Sokak hayvanları ile ilgili çıkarılmaya çalışılan yasaya hayvanseverlerden tepki çığ gibi yağmaya devam ediyor. Bir aydan uzun süre sahiplendirilememiş sokak köpekleri için "uyutma" kararı hem meclisi hem de vatandaşları ikiye böldü. Peki çare "uyutmak" mı?
Öncelikle bunu uyutma diye adlandırmak deli saçması bir şey. Uyuyan bir süre sonra uyanır. Bunun adı öldürmek. Öl-dür-mek! Böyle tatlı kelimelerle izah edince cinayet olduğu gerçeğini değiştirmiş olmuyorsunuz.
Bir diğer yandan sokak köpeklerinin sokakta kalması da çeşitli sıkıntılar yaratabiliyor. Saldırıya uğrayan insanların mağduriyetlerini de bu konuda görmezden gelemeyiz. Peki çözüm ne olmalı? Herkesi mutlu eden karar ne olabilir?
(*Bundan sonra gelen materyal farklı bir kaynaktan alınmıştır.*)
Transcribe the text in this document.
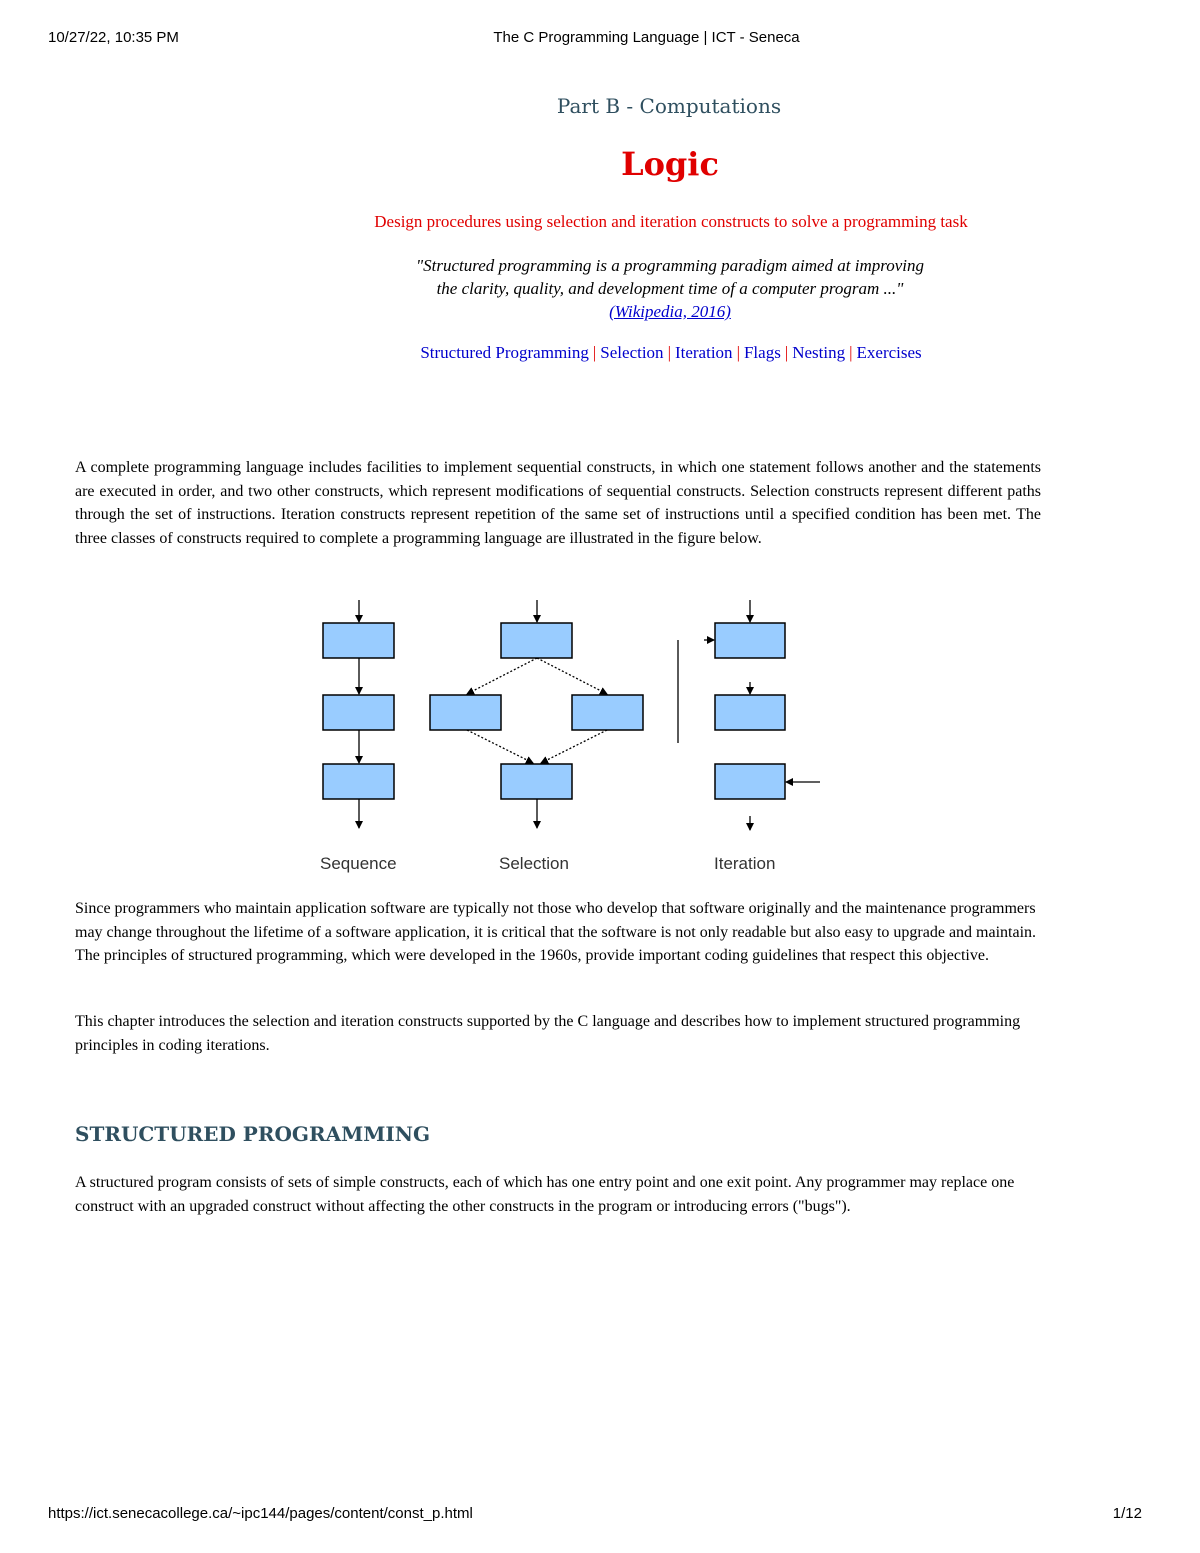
10/27/22, 10:35 PM	The C Programming Language | ICT - Seneca
Part B - Computations
Logic
Design procedures using selection and iteration constructs to solve a programming task
"Structured programming is a programming paradigm aimed at improving
the clarity, quality, and development time of a computer program ..."
(Wikipedia, 2016)
Structured Programming | Selection | Iteration | Flags | Nesting | Exercises

A complete programming language includes facilities to implement sequential constructs, in which one statement follows another and the statements are executed in order, and two other constructs, which represent modifications of sequential constructs. Selection constructs represent different paths through the set of instructions. Iteration constructs represent repetition of the same set of instructions until a specified condition has been met. The three classes of constructs required to complete a programming language are illustrated in the figure below.

Sequence	Selection	Iteration

Since programmers who maintain application software are typically not those who develop that software originally and the maintenance programmers may change throughout the lifetime of a software application, it is critical that the software is not only readable but also easy to upgrade and maintain. The principles of structured programming, which were developed in the 1960s, provide important coding guidelines that respect this objective.

This chapter introduces the selection and iteration constructs supported by the C language and describes how to implement structured programming principles in coding iterations.

STRUCTURED PROGRAMMING

A structured program consists of sets of simple constructs, each of which has one entry point and one exit point. Any programmer may replace one construct with an upgraded construct without affecting the other constructs in the program or introducing errors ("bugs").

https://ict.senecacollege.ca/~ipc144/pages/content/const_p.html	1/12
Öncelikle onları öldürmek bir seçenek değil. Hayvan hakları da insan haklarımıza dahildir. Evet, doğru duydunuz. Öyle bir canlıdan hoşlanmadık diye toplanıp onu öldürme hakkına sahip değiliz. Bu düpedüz barbarlıktır. Ancak güzel organize edilmiş, 7/24 izleyebileceğimiz barınaklara ihtiyacımız var. Bu konuda şeffaf bir vergilendirme yapılırsa hayvanseverler o çocukların mağdur olmasına izin vermezler. Yeter ki paranın nasıl harcandığını ve o canlara hakettikleri düzgün muamelenin gösterileceğine emin olalım.
Bu konuda onların çıkmayan sesleri olmak zorundayız. Ne çabuk unuttuk Konya'daki barınakta kafasına vurarak öldürdükleri köpekleri? Hepimizin içi sızlamıştı oysa... Depremzedeleri arama çalışmalarında bizimle değiller miydi? İtfayecinin, polisin yanında değiller mi? Her işimiz düştüğünde onlardan yardım alıyoruz ancak iş biraz başkalaşsın en kolay çözüm olarak öldürelim hemen diyoruz. Yok efendim, bu asla kabul edebileceğimiz bir şey değil. Yaşatan devlet istiyoruz.
"Umarım hayat size sokak hayvanlarına nasıl davranıyorsanız öyle davranır."